Follow-up 2/2/13: If You Think Atheism Is True, Then Atheism Is False

Just completed, live on the Internet: Apologetics 315: William Lane Craig vs Alex Rosenberg Debate MP3 Audio

Stick around to the end of the debate, and find out why I say “I’m buying Alex Rosenberg’s book so I can find out what it doesn’t mean.”

For those who are familiar with the philosophical questions of “aboutness,” here’s a preview from chapter 8 of The Atheist’s Guide to Reality. The short statement of that problem goes like this: It’s impossible for one physical object to be about another physical object. The “aboutness” relationship just doesn’t make sense between, say, a paper clip and a piece of paper. Now, suppose human thought is entirely and comprehensively a matter of what our physical brains do. In that case, thought is entirely physical; but being entirely physical, it can’t be about anything. Nothing.

Thus he actually writes in chapter 8 of his book, The Atheist’s Guide to Reality,

“You can’t think about anything at all.”

And later…

“Let’s suppose that the Paris neurons [the parts of your brain with which you have thoughts “about Paris’] are about Paris in the same way red octagons are about stopping. This is the first step down a slippery slope, a regress into total confusion.”

Honest. He actually believes that. Earlier in that chapter again, though, he had this to say:

“The Paris neurons aren’t about Paris in the same way, for example, a picture postcard … is about Paris.”

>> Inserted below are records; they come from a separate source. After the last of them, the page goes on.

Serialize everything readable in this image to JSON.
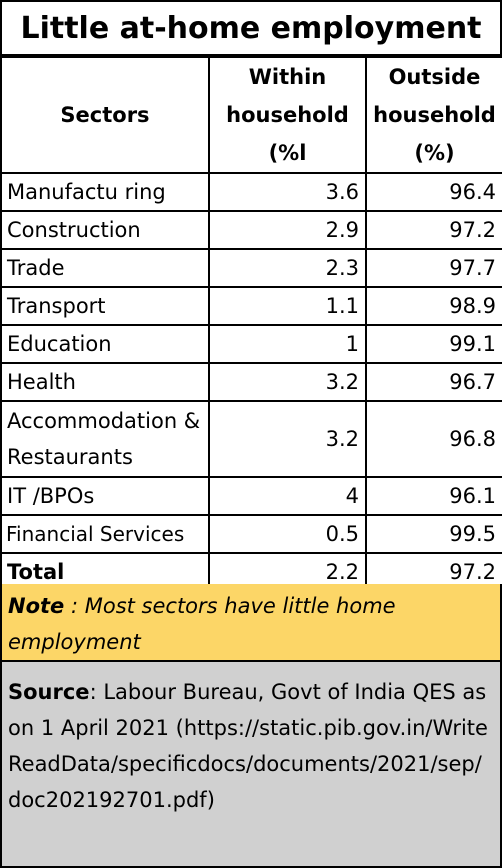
{
  "title": "Little at-home employment",
  "headers": {
    "sectors": "Sectors",
    "within": [
      "Within",
      "household",
      "(%l"
    ],
    "outside": [
      "Outside",
      "household",
      "(%)"
    ]
  },
  "rows": [
    {
      "sector": "Manufactu ring",
      "within": "3.6",
      "outside": "96.4"
    },
    {
      "sector": "Construction",
      "within": "2.9",
      "outside": "97.2"
    },
    {
      "sector": "Trade",
      "within": "2.3",
      "outside": "97.7"
    },
    {
      "sector": "Transport",
      "within": "1.1",
      "outside": "98.9"
    },
    {
      "sector": "Education",
      "within": "1",
      "outside": "99.1"
    },
    {
      "sector": "Health",
      "within": "3.2",
      "outside": "96.7"
    },
    {
      "sector": "Accommodation & Restaurants",
      "within": "3.2",
      "outside": "96.8"
    },
    {
      "sector": "IT /BPOs",
      "within": "4",
      "outside": "96.1"
    },
    {
      "sector": "Financial Services",
      "within": "0.5",
      "outside": "99.5"
    },
    {
      "sector": "Total",
      "within": "2.2",
      "outside": "97.2"
    }
  ],
  "note": {
    "label": "Note",
    "text": " : Most sectors have little home employment"
  },
  "source": {
    "label": "Source",
    "text": ": Labour Bureau, Govt of India QES as on 1 April 2021 (https://static.pib.gov.in/WriteReadData/specificdocs/documents/2021/sep/doc202192701.pdf)"
  },
  "colors": {
    "note_bg": "#fcd667",
    "source_bg": "#d0d0d0"
  }
}
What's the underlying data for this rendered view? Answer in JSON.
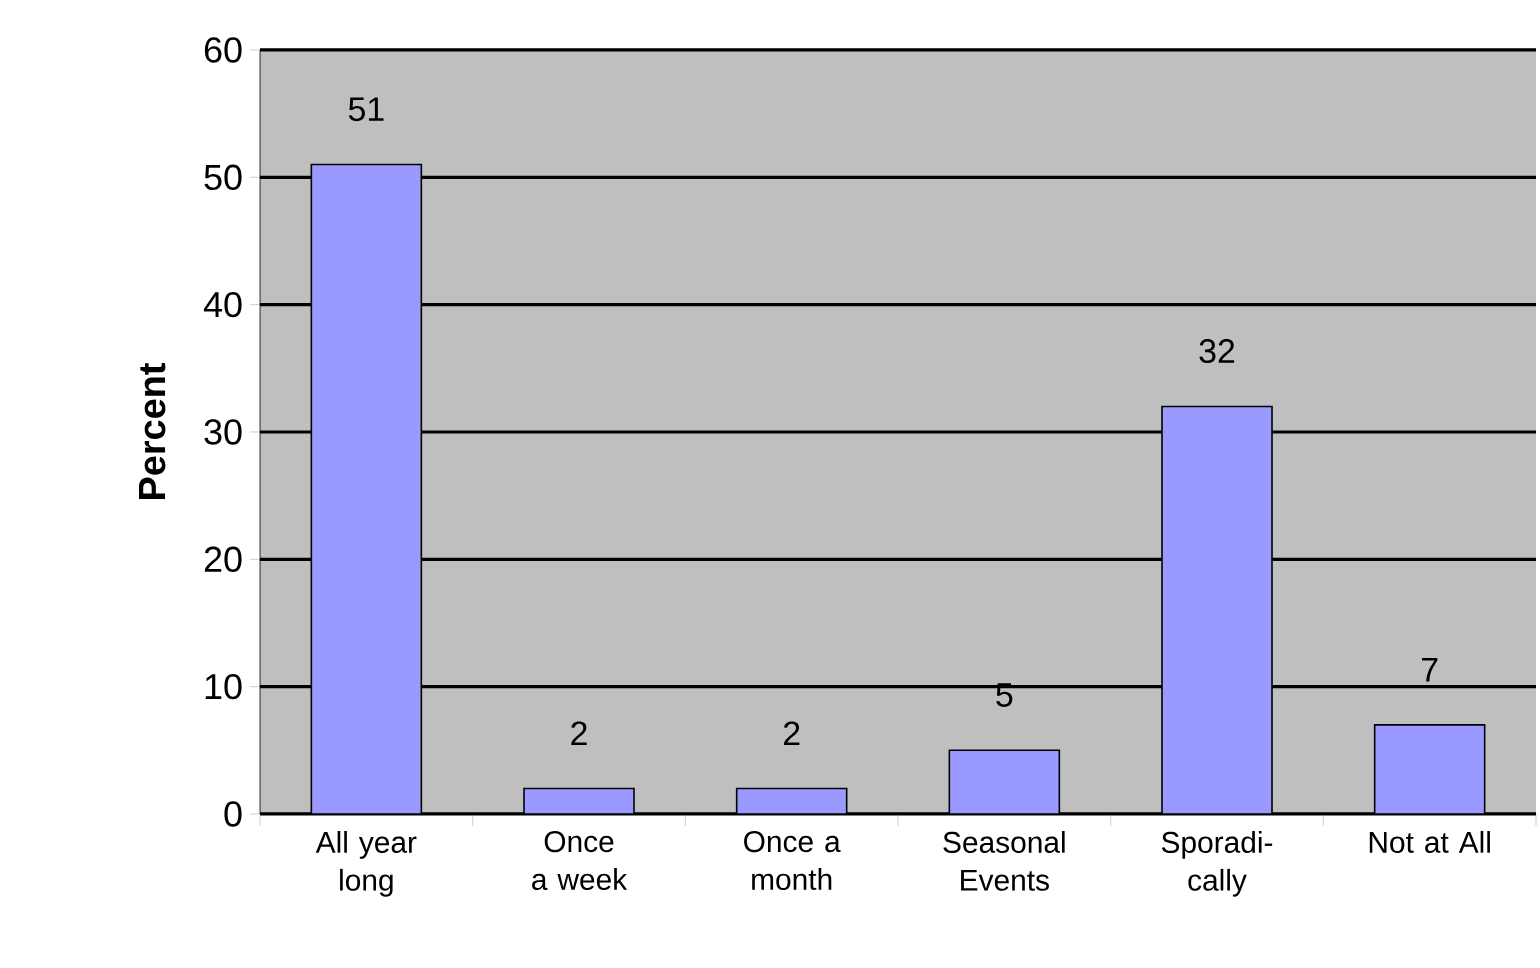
{
  "chart_data": {
    "type": "bar",
    "ylabel": "Percent",
    "categories": [
      "All year long",
      "Once a week",
      "Once a month",
      "Seasonal Events",
      "Sporadi-cally",
      "Not at All"
    ],
    "values": [
      51,
      2,
      2,
      5,
      32,
      7
    ],
    "color": "#9999ff",
    "ylim": [
      0,
      60
    ],
    "yticks": [
      0,
      10,
      20,
      30,
      40,
      50,
      60
    ],
    "grid": "y",
    "data_labels": true
  }
}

“Why are red octagons about stopping and yellow triangles about yielding?”

“Red octagons are about stopping because someone … decided that thereafter … they would mean ‘Stop!'”

Conclusion: traffic signs and picture postcards can possess aboutness. He says it repeatedly. But neurons cannot. And thoughts cannot.

Oh, I wish I could ascend to the ontological heights of a stop sign, so that even if my thoughts cannot be about anything, at least I could be about something in some other way.

Ultimately the one coherent solution to the aboutness problem lies in humans’ being created in God’s image. I’ll have more to say on all this in the near future.